- Born: 11 May 1911 Twickenham, Middlesex, England
- Died: 1 August 2002 (aged 91) Worthing, West Sussex, England
- Education: Regent Street Polytechnic
- Occupation: Architect
- Spouse: Winifred Walbanck
- Children: one daughter
- Practice: Modern Homes

= Geoffrey Paulson Townsend =

English architect and developer

Geoffrey Paulson Townsend (11 May 1911 – 1 August 2002) was an English architect and developer, noted for his company, Span Developments, and long association with architect, Eric Lyons.

==Early life and family==
Geoffrey Paulson Townsend was born in Twickenham, Middlesex in 1911 to an artistic family. His mother, Jessie Beatrice née Jones, was an art-teacher and his father, William George Paulson Townsend, a writer and designer, was master of design at the Royal School of Needlework. His uncle, Ernest Townsend, trained as an architect but pursued a career in art.

==Early career==
Geoffrey Townsend left school aged 16, working initially as a joiner.

By 1931 Townsend was designing small terraced houses in Whitton and Twickenham. He worked as a draughtsman for Robert Lutyens, son of Edwin Lutyens and trained as an architect by attending evening-classes at the Regent Street Polytechnic which was where he first met Eric Lyons. In 1937 Townsend formed his own architectural practice, Modern Homes, in Richmond, London and Lyons worked there, the pair designing small housing schemes until the outbreak of war. During the war, in 1944, he married Winifred Walbanck (1914–1992).

==Post-war architect==
Townsend and Lyons restarted their partnership after the war working mostly on war-damage restoration and house alterations. In 1948 they completed Oaklands, a small housing development of four, two-storey, six-apartment blocks set in landscaped grounds in Whitton that was the prototype of their future success.

==Span Developments==

In 1953, frustrated with a lack of support from developers and funders for their ideas for modern economic housing, Townsend established Bargood Estates, a development company of his own in conjunction with Henry Cushman, an agent for the Alliance Building Society. Bargood Estates went on to build 12 townhouses at North Walls and Chapel Street, Chichester which incorporated Span features such as openness, light and community with a Residents' Association, 1963.

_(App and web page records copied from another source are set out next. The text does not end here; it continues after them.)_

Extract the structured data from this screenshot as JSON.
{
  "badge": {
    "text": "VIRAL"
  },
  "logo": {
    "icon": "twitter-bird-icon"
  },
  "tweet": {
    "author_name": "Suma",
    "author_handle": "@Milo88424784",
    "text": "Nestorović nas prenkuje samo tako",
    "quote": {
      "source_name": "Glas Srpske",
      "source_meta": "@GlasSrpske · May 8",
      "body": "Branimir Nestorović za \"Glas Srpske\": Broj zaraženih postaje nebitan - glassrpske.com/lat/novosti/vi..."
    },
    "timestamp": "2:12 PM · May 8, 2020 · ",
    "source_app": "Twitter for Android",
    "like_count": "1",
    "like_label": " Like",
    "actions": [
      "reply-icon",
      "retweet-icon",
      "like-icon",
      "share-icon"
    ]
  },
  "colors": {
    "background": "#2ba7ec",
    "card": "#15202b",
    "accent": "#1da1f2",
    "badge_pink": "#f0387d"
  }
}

Townsend resigned from RIBA due to their conflict of interest rules of the time. Although the partnership with Lyons was legally ended, they continued to share the same business premises, the studio offices at Lyons' home, Mill House, East Molesey, maintaining their close collaboration.

Townsend and Cushman, acquired land near Ham Common, Ham, London. Working with Lyons as consultant architect they developed Parkleys; 169 flats across fifteen two and three-storey H-plan blocks and a block of six shops and maisonettes. As the project progressed, Townsend and Cushman were joined by Leslie Bilsby, another former Regent Street Polytechnic student, to form Priory Hall Ltd.. In 1957, Bilsby gave up his other business interests and, together, the group formed Span Developments.
Townsend was particularly conscious of the need to organise maintenance of the estate following sale. He promoted the concept of a legally constituted Residents' Association, membership of which would be a condition of sale, and which would include covenants that would place mutual obligations on the residents.

Span developed 73 schemes comprising 2134 dwellings up to the end of the 1960s. The ambitious New Ash Green project, an entire village, hit substantial financial difficulties, causing Lyons to withdraw and Bilsby and Townsend to resign. Townsend worked independently as a developer for several years thereafter. Bilsby and Townsend reunited in the late 1970s and formed SPAN Environments Ltd working once more with Lyons and Cunningham as consultant architects and Gostling, the builder from New Ash Green, doing the construction. Together they constructed four further developments in Blackheath and New Mallard Place in Teddington. The latter was conceived before Lyons' death in 1980 and completed in 1984, by which time Townsend was in his early 70s.

==Death and legacy==
Geoffrey Paulson Townsend died in Worthing, West Sussex in August 2002, aged 91. Townsend's focus on the post-sale social and administrative cohesion of the estates SPAN built is credited with the long-term preservation and maintenance of Span's projects.